Galaxy S10 And S10 Plus Selling Like Hot Cakes? Devices Go Out Of Stock
Now that the Samsung Galaxy S10 lineup is official, it’s time to start looking at how well. the devices are fairing in the market. Last year’s Galaxy S9 launch was also a heavily publicized affair, but Samsung failed to convert all the glitz around its high-end gadgets into actual sales revenue. Will this year prove any different? The stars do seem to point in the direction, but the starts can also be read wrong.
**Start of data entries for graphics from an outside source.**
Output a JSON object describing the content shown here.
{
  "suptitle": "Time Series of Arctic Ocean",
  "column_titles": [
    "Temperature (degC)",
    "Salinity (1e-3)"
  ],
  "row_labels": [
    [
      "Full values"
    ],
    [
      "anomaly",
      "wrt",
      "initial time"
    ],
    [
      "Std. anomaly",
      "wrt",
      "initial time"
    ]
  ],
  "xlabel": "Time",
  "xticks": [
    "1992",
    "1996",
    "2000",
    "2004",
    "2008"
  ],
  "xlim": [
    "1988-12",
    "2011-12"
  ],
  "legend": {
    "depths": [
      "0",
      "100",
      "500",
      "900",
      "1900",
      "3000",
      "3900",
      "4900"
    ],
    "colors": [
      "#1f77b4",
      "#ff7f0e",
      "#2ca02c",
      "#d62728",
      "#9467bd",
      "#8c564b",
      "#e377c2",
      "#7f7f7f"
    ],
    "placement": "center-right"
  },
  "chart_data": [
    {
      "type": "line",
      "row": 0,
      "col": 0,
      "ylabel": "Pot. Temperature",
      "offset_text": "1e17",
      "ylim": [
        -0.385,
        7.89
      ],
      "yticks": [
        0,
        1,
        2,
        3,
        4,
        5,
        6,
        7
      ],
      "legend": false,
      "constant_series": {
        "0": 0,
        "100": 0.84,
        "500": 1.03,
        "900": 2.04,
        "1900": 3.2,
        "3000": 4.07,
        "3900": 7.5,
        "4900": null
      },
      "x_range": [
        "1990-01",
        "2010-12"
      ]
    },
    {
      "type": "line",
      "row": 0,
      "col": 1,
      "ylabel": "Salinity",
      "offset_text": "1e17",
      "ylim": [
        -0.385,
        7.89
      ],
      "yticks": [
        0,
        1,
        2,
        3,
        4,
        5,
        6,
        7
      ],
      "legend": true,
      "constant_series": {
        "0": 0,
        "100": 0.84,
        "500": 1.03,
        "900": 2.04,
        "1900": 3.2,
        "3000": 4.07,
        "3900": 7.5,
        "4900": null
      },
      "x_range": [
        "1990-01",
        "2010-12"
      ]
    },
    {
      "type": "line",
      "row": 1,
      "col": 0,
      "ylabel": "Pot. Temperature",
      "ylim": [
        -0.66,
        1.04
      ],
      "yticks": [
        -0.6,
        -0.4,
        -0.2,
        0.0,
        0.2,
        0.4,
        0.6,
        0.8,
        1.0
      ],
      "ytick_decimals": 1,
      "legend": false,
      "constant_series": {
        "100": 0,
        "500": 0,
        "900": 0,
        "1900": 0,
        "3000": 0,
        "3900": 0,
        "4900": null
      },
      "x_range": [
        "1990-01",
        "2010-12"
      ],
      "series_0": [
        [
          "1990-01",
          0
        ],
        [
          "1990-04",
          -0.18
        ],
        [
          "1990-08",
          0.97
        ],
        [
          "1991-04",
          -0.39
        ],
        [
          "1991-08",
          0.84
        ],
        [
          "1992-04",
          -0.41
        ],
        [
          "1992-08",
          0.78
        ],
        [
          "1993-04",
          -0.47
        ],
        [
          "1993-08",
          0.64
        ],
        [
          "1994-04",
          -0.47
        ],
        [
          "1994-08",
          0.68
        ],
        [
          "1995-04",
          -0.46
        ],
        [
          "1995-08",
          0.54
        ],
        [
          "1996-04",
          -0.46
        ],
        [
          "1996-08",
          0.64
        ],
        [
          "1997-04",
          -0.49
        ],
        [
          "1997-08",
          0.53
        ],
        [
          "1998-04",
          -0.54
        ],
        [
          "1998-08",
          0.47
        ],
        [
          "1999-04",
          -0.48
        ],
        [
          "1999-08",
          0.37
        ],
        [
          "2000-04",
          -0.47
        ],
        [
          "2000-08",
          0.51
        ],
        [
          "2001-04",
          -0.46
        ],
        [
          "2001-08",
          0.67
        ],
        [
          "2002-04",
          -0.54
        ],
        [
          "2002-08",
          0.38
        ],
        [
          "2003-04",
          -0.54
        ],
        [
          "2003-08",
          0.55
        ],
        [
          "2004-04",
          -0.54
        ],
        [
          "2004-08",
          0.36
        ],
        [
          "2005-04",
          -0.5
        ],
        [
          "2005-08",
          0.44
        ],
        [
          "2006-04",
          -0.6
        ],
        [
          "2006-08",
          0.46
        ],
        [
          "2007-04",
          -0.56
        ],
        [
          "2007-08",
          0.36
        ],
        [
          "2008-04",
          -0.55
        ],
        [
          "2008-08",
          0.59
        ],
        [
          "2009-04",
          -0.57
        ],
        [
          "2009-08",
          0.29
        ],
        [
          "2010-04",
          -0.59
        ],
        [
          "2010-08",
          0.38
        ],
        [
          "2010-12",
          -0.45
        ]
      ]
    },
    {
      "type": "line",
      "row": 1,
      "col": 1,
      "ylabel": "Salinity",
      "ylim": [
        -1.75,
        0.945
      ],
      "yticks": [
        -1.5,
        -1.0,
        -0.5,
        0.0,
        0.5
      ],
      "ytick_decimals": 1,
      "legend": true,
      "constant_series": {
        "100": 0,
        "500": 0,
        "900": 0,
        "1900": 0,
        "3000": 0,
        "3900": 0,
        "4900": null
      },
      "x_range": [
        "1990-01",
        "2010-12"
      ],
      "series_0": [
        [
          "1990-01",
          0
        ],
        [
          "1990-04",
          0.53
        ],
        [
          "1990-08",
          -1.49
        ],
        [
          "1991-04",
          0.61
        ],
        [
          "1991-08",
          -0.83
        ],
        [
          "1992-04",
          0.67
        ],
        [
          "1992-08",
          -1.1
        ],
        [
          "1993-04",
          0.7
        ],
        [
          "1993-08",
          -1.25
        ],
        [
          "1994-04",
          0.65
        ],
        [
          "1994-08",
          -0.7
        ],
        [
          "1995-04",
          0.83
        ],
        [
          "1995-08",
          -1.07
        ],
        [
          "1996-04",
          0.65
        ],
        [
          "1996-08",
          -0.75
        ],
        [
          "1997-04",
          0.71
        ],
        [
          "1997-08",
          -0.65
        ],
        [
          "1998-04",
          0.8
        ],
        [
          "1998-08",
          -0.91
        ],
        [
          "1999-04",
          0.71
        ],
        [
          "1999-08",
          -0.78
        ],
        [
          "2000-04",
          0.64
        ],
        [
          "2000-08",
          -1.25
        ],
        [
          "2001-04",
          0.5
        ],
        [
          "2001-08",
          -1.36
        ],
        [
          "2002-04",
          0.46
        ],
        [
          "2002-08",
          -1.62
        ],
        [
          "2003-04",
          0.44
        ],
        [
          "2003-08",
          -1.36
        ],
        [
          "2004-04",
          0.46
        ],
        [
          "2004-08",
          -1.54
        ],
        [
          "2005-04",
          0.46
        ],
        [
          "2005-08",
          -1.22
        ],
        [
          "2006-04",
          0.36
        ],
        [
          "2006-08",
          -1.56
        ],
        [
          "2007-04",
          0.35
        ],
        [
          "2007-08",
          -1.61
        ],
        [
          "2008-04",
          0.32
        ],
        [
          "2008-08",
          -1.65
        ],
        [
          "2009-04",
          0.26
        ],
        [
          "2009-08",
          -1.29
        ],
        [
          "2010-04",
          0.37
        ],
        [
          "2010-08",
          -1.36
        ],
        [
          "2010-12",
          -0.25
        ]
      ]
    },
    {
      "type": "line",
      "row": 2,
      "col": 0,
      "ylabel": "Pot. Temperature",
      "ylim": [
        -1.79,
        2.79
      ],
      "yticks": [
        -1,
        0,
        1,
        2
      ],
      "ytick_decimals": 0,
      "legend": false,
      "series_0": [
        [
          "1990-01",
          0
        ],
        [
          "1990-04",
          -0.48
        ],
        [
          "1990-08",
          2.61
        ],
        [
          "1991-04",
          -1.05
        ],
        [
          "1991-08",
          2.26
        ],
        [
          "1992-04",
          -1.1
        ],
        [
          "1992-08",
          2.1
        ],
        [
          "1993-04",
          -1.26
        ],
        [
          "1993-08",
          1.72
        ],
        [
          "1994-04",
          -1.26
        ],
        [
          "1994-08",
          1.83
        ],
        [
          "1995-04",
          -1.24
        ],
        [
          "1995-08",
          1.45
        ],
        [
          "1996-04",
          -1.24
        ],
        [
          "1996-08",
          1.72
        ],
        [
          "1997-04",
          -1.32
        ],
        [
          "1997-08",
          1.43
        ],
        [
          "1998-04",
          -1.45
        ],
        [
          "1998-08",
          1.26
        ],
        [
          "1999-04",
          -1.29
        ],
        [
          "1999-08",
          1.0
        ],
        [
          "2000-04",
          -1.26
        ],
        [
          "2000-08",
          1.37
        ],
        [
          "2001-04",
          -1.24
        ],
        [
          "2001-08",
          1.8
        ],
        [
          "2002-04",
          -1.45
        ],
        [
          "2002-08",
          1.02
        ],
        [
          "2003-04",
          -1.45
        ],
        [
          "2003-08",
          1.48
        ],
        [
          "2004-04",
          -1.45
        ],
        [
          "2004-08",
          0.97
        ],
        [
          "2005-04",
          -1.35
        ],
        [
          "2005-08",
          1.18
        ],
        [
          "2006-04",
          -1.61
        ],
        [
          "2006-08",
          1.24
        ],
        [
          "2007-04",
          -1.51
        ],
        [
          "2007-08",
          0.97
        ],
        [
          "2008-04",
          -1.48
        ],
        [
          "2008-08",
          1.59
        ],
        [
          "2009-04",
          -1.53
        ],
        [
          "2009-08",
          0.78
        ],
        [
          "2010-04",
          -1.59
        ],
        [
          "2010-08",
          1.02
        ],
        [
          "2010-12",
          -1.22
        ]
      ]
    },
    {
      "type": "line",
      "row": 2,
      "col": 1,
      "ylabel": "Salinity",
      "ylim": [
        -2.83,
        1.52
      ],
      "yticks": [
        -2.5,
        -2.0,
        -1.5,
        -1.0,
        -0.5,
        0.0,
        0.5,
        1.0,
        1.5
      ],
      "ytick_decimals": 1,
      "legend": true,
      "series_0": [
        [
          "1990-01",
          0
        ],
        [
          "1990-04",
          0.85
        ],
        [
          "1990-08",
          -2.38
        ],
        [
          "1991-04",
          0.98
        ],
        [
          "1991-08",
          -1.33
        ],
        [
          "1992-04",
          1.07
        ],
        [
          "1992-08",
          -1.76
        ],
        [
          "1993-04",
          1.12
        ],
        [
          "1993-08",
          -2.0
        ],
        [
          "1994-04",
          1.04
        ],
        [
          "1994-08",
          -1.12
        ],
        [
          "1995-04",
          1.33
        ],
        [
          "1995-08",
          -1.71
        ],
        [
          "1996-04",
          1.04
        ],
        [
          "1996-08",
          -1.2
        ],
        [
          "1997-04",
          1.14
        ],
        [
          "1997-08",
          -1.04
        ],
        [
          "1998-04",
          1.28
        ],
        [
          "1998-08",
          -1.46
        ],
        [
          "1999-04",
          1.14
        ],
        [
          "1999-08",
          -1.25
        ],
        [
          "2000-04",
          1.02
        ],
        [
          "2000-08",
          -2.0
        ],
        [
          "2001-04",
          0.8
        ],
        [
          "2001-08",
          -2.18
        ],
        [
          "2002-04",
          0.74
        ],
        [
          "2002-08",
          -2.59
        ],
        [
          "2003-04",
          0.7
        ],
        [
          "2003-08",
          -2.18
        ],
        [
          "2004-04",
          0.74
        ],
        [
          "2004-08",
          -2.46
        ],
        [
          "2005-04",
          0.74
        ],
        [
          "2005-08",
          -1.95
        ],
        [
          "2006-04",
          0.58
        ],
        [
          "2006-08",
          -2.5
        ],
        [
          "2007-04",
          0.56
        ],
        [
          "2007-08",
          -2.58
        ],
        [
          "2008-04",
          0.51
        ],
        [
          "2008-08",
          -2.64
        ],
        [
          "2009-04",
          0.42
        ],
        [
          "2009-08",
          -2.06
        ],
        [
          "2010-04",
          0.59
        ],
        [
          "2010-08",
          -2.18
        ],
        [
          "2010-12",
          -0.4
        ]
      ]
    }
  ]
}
Take a look below for more details.
Some T-Mobile Galaxy S10 And Galaxy S10 Plus Variants Go Out Of Stock On Samsung’s Online Store
As initial orders for the Samsung Galaxy S10 lineup start to take place, they’ll allow us to gauge if Samsung’s 2019 flagship smartphones fare any better than their predecessors did. As mentioned above, Samsung’s S9 lineup failed to impress users, and as a result, the devices did not sell even marginally as well as Samsung would have wanted them to.
PhoneArena now reports that some variants of the Galaxy S10 and Galaxy S10 Plus have started to go out of stock on Samsung’s online store. The two variants in question are the Prism White 128GB S10 and S10 Plus. Additionally, the Prism Blue Galaxy S10 has also sold out, and all these devices have T-Mobile listed as their carrier.
According to Samsung’s website, these variants of the S10 and S10 Plus will now ship between March 27 and April 19. That’s a lot of time to wait for the smartphone, but if we’re honest, the White variants of the gadgets really are worth the wait. Of course, whether the device will perform according to current flagship standards will be known once they are commonly available in the market. We’ve got high hopes from them, and initial benchmarks of the smartphones have not disappointed.
For those of you who are making comparisons, keep in mind that the Galaxy S10 and Galaxy S10 Plus are directly comparable to Apple’s 2018 iPhone lineup. This isn’t because of Apple being ‘ahead’ of Samsung, but instead, it’s because of the two companies’ differing launch cycles. Both the iPhones’ and S10s’ processors are manufactured on TSMC’s 7nm process, with the only exception being Samsung’s Exynos 9820 that powers the international Galaxy S10 variants.